4. Does the domain name in the server’s certificate match the domain name of the server itself? This step confirms that the server is actually located at the same network address specified by the domain name in the server certificate. Although step 4 is not technically part of the SSL protocol, it provides the only protection against a form of security attack known as man-in-the-middle. Clients must perform this step and must refuse to authenticate the server or establish a connection if the domain names don’t match. If the server’s actual domain name matches the domain name in the server certificate, the client goes on to the next step.

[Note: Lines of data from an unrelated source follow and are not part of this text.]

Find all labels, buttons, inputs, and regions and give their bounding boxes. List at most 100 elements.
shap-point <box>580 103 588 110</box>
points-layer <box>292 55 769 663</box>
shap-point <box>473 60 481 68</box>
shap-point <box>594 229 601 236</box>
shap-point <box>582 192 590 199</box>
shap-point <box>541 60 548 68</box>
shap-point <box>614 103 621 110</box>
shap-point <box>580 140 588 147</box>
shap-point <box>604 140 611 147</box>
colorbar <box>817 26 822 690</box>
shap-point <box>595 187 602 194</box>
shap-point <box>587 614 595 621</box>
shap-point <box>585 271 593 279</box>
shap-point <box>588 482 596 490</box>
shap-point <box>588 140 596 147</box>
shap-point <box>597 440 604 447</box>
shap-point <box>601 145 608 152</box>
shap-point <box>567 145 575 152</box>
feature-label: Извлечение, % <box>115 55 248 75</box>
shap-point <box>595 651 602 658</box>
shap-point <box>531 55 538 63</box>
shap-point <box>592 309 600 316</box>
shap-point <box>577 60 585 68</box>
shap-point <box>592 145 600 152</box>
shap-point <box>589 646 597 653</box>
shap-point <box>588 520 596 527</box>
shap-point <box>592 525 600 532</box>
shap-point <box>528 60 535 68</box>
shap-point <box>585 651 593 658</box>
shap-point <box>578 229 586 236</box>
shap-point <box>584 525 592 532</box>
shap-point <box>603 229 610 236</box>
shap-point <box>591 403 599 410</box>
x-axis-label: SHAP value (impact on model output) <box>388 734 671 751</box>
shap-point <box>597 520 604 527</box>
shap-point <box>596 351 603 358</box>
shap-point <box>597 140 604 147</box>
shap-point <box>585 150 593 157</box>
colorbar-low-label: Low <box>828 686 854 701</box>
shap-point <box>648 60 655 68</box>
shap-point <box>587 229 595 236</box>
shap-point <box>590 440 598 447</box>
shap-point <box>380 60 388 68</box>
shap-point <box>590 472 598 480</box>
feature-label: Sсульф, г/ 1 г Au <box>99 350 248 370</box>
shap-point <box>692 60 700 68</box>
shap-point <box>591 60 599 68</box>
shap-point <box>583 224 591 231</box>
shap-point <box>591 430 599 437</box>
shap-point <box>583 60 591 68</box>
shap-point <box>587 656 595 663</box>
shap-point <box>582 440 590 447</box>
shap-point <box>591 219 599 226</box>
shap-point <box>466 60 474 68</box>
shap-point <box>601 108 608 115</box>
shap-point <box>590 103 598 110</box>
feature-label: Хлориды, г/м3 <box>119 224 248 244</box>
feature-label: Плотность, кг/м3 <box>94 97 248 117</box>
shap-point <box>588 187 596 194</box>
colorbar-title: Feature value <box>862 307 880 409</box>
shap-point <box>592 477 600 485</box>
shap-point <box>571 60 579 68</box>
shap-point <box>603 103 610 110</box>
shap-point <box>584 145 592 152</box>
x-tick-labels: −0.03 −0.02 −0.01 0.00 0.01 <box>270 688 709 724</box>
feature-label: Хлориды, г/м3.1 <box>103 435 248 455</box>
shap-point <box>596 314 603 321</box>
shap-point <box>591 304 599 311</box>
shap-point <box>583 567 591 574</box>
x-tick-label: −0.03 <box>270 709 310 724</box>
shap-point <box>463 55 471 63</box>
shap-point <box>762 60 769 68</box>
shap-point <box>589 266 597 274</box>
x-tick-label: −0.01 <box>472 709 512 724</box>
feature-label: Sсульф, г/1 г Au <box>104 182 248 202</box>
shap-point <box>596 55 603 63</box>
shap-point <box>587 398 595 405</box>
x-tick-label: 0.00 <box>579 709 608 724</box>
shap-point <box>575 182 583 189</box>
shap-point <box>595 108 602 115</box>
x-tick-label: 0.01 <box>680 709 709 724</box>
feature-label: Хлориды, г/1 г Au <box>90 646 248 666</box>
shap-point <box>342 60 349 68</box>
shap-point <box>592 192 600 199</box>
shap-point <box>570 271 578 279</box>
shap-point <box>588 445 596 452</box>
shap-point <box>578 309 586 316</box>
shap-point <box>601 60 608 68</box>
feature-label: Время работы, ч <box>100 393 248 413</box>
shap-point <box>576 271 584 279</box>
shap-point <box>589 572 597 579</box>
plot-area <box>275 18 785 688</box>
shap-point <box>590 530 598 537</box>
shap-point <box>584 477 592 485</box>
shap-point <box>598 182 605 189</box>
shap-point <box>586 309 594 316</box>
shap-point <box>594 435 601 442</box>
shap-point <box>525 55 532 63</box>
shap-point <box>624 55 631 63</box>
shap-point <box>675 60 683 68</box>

5. The server is authenticated. The client proceeds with the SSL handshake. If the client doesn’t get to step 5 for any reason, the server identified by the certificate cannot be authenticated, and the user is warned of the problem and informed that an encrypted and authenticated connection cannot be established. If the server requires client authentication, the server performs the steps described in Client Authentication During SSL Handshake.

After the steps described here, the server must successfully use its private key to decrypt the pre-master secret sent by the client.